The Attractiveness of Integrated Power Generation

On-site integrated power generation is rapidly becoming an attractive option for midstream oil and gas operators. Concerns about grid power accessibility, transmission reliability, and the risk of increasing power costs are encouraging power generation to fulfill on-site demands.

Integrated power generation (IPG) uses existing gas flows at the facility to generate electricity instead of flaring, which is then used to power local O&G production and processing equipment. In addition, generation packages provide usable heat that can also be incorporated into the facility process design to improve operational efficiencies and reduce emissions.

IPG facilities can operate in island mode, completely independent of the power grid, which prevents grid outages from affecting the uptime of the facility. Furthermore, unplanned downtime tends to cause equipment stress due to unexpected start/stop cycling throughout at the site, leading to major maintenance costs over the lifetime of the facility. In addition, time required to commission a new facility can be reduced significantly with on-site generated power, which can be installed in coordination with the project plan, eliminating dependence on utility infrastructure buildout and lengthy right-of-way negotiations.

IPG uses gensets — equipment packages consisting of a driver (typically an engine or turbine) and an electrical generator packaged to use the natural gas that is readily available on-site at a relatively low cost as fuel. This efficient approach eliminates the costs associated with transporting natural gas through a pipeline to a power producer, and in turn sending electricity back to the gas facility.

These solutions should be considered to be integrated from the initial facility planning and construction, or during the expansion of an existing site. In either case, generating power on-site eliminates the need to negotiate or renegotiate existing contracts with power suppliers and reduces the risk associated with grid capacity planning and pricing fluctuations.

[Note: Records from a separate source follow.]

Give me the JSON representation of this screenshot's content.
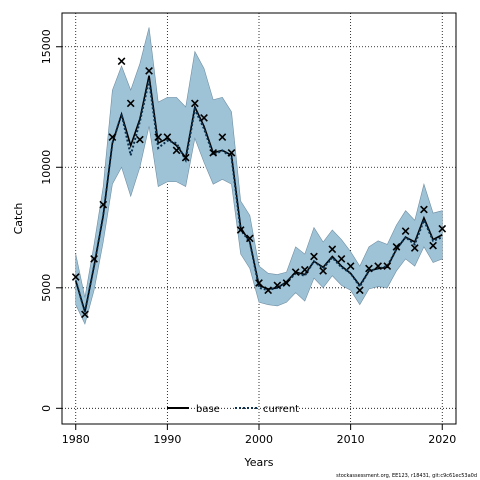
{
  "chart_data": {
    "type": "line",
    "title": "",
    "xlabel": "Years",
    "ylabel": "Catch",
    "xlim": [
      1978.5,
      2021.5
    ],
    "ylim": [
      -650,
      16400
    ],
    "x_ticks": [
      1980,
      1990,
      2000,
      2010,
      2020
    ],
    "y_ticks": [
      0,
      5000,
      10000,
      15000
    ],
    "grid": true,
    "legend": {
      "placement": "bottom-center",
      "entries": [
        "base",
        "current"
      ]
    },
    "colors": {
      "band": "#9fc3d6",
      "band_edge": "#6f8ea3",
      "current_line": "#0b3150",
      "base_line": "#000000",
      "observed_marker": "#000000"
    },
    "years": [
      1980,
      1981,
      1982,
      1983,
      1984,
      1985,
      1986,
      1987,
      1988,
      1989,
      1990,
      1991,
      1992,
      1993,
      1994,
      1995,
      1996,
      1997,
      1998,
      1999,
      2000,
      2001,
      2002,
      2003,
      2004,
      2005,
      2006,
      2007,
      2008,
      2009,
      2010,
      2011,
      2012,
      2013,
      2014,
      2015,
      2016,
      2017,
      2018,
      2019,
      2020
    ],
    "series": [
      {
        "name": "base",
        "values": [
          5300,
          4000,
          5900,
          8000,
          11000,
          12200,
          10900,
          12000,
          13800,
          11000,
          11200,
          10900,
          10400,
          12500,
          11700,
          10600,
          10700,
          10500,
          7500,
          6900,
          5100,
          4950,
          5000,
          5250,
          5650,
          5550,
          6100,
          5850,
          6300,
          5900,
          5600,
          5100,
          5700,
          5800,
          5850,
          6600,
          7100,
          6900,
          7900,
          7000,
          7200
        ]
      },
      {
        "name": "current",
        "values": [
          5300,
          4000,
          5900,
          8000,
          11000,
          12200,
          10500,
          11900,
          13600,
          10800,
          11100,
          11000,
          10300,
          12400,
          11600,
          10500,
          10700,
          10400,
          7400,
          6900,
          5000,
          4900,
          5000,
          5200,
          5600,
          5500,
          6100,
          5800,
          6250,
          5850,
          5600,
          5050,
          5700,
          5800,
          5900,
          6600,
          7100,
          6800,
          7800,
          6950,
          7100
        ]
      },
      {
        "name": "current_lower",
        "values": [
          4300,
          3500,
          4900,
          6900,
          9300,
          10000,
          8800,
          10000,
          11700,
          9200,
          9400,
          9400,
          9200,
          11200,
          10200,
          9300,
          9500,
          9300,
          6400,
          5800,
          4400,
          4300,
          4250,
          4400,
          4800,
          4450,
          5400,
          5000,
          5500,
          5100,
          4900,
          4300,
          4950,
          5050,
          5000,
          5700,
          6200,
          5900,
          6700,
          6050,
          6200
        ]
      },
      {
        "name": "current_upper",
        "values": [
          6400,
          4600,
          6800,
          9200,
          13200,
          14200,
          13200,
          14300,
          15800,
          12700,
          12900,
          12900,
          12500,
          14800,
          14100,
          12800,
          12900,
          12300,
          8600,
          8000,
          5900,
          5600,
          5550,
          5650,
          6700,
          6400,
          7500,
          6900,
          7400,
          7000,
          6500,
          5900,
          6700,
          6950,
          6800,
          7600,
          8200,
          7800,
          9300,
          8100,
          8200
        ]
      },
      {
        "name": "observed",
        "values": [
          5450,
          3900,
          6200,
          8450,
          11250,
          14400,
          12650,
          11150,
          14000,
          11250,
          11250,
          10700,
          10400,
          12650,
          12050,
          10600,
          11250,
          10600,
          7400,
          7050,
          5200,
          4900,
          5100,
          5200,
          5650,
          5750,
          6300,
          5700,
          6600,
          6200,
          5900,
          4900,
          5800,
          5900,
          5900,
          6700,
          7350,
          6650,
          8250,
          6750,
          7450
        ]
      }
    ]
  },
  "footnote": "stockassessment.org, EE123, r18431, git:c9c61ec53a0d"
}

Midstream facilities have typically relied on grid power but the extent of this dependence varies from site to site. Either when combining gas-driven compression with auxiliary equipment powered by the grid or when sites use electric-driven compression (completely dependent on the grid), facility uptime is out of the operator’s control and the uncertain nature of the causes of power outages (storms, animal damage, for example) could lead to considerable production losses.

On the other hand, in locations where the grid power is inaccessible, options for developing or expanding existing facilities may be limited. For midstream companies, this can play an important role when competing for contracts: whoever brings products to market in a shorter period becomes the most attractive option for producers. Therefore, an operator that efficiently generates power on-site has a competitive advantage.

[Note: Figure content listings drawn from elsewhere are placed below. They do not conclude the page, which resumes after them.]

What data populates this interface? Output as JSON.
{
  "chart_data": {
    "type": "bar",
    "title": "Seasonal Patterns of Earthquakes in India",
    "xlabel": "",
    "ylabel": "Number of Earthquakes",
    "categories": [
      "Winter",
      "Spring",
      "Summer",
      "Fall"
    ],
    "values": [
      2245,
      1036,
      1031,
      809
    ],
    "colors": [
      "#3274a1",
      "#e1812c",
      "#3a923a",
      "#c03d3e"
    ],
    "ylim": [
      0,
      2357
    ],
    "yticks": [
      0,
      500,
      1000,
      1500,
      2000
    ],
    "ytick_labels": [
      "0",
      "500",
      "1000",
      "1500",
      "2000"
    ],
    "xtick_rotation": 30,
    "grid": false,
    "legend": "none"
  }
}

Not only is dependence on the power grid a concern, there are other issues with reliance on grid power, particularly in basins and regions that are experiencing high growth. Project timelines may be affected by landowners and regulators. And construction times required for new power lines increase project duration while delaying its start-up.

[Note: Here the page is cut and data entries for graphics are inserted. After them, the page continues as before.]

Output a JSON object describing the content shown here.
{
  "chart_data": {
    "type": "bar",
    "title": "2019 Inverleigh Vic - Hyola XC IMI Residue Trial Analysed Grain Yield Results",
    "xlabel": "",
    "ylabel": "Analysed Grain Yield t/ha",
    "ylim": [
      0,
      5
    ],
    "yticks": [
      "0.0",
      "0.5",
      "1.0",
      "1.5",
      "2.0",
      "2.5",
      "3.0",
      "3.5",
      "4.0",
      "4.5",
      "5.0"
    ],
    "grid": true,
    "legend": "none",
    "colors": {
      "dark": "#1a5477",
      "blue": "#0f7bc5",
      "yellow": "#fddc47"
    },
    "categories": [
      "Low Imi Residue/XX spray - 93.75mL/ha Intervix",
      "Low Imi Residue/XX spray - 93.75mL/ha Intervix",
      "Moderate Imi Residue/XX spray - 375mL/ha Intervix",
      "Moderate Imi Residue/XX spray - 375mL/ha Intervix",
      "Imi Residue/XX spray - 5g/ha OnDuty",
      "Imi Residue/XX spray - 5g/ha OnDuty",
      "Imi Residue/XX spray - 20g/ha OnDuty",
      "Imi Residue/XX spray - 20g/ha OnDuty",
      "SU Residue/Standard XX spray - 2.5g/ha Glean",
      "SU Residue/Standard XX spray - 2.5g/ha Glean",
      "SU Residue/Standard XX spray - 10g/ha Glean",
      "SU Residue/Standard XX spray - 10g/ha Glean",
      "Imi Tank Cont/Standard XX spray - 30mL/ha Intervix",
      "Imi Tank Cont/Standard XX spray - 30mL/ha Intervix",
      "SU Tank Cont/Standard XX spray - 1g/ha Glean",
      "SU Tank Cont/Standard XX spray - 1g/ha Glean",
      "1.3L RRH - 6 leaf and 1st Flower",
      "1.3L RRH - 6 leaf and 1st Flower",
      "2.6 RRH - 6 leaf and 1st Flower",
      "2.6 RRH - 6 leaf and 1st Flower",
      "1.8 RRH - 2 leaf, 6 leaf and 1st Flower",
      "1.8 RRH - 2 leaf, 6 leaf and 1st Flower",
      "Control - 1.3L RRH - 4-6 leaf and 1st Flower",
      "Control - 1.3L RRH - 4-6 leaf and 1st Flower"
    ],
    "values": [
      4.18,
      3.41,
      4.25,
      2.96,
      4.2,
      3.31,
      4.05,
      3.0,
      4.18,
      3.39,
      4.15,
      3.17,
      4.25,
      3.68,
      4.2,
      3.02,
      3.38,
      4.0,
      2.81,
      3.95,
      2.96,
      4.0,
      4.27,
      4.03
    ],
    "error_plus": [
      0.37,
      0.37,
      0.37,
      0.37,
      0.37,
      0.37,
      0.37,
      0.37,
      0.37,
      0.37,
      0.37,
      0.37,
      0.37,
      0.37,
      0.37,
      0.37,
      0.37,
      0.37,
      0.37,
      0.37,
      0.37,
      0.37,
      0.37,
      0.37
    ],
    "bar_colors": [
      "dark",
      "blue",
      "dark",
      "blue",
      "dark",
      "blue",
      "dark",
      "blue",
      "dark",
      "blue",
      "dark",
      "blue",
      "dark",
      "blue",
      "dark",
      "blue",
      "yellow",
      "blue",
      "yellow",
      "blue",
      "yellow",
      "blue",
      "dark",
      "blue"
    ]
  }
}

A keen assessment must be developed to determine if an IPG is an economical and feasible option for any given facility:

• Generator sizing: based on the expected power requirement, a full review on the equipment load list, sequencing, frequency, voltage, and transformer consideration is needed.
• Fuel gas: electricity can be generated from a wide range of fuels, from flare gas to commercial quality gas, so the available fuel composition and pressure must be considered for the selection of the equipment and process solution.
• Site characteristics: site elevation and ambient temperature play a relevant role in selecting gensets, motors and driven equipment, especially gas turbine driven IPG.
• Facility footprint: the layout of the equipment should be optimized within the overall site design. Provisions can be made for future generation capacity and site expansion.
• Site construction: area classification and required type of foundation would affect equipment selection and installation.
• Standby/emergency and redundant equipment: based on the back-up power required to ensure lesser interruptions of the facility when a genset is out of service for preventive or corrective maintenance.
• Emissions: Compliance with local regulation and/or restrictions is always required.
• Grid connection: is it best to operate in island mode, or should grid interconnectivity and sequencing be considered?

There are multiple midstream applications that can benefit from IPGs, including:

• Well pads: production can fluctuate, so the flexibility inherent in modular design is important to accommodate these changes.
• Compressor stations: due to relatively long usable life of a compression station, electricity costs can increase. Integrated power generation savings can be substantial over the long term.
• Gas processing and treating plants: thermal heat is usually required in process and treating facilities and can be provided by a gas engine or turbine used in IPG.

While these benefits are particularly relevant in the midstream segments, they may also apply across other types of applications.

Integrated power generation is quickly becoming an attractive option for midstream facilities, removing the concerns operators typically face with grid power accessibility and reliability, and unpredictable power costs. The time to first gas for a new facility can be significantly reduced by eliminating the lead times associated with utility infrastructure expansions.

Finally, today the business models for this kind of solution vary widely, offering economical and operational advantages to the O&G operators, such as: 0% investment, high plant availability and reliability and $/kWh reduction, by enabling them to select the best possible approach for each case, including BOOM, BOOMT, DBOOM, “Take or Pay” or by generated kWh.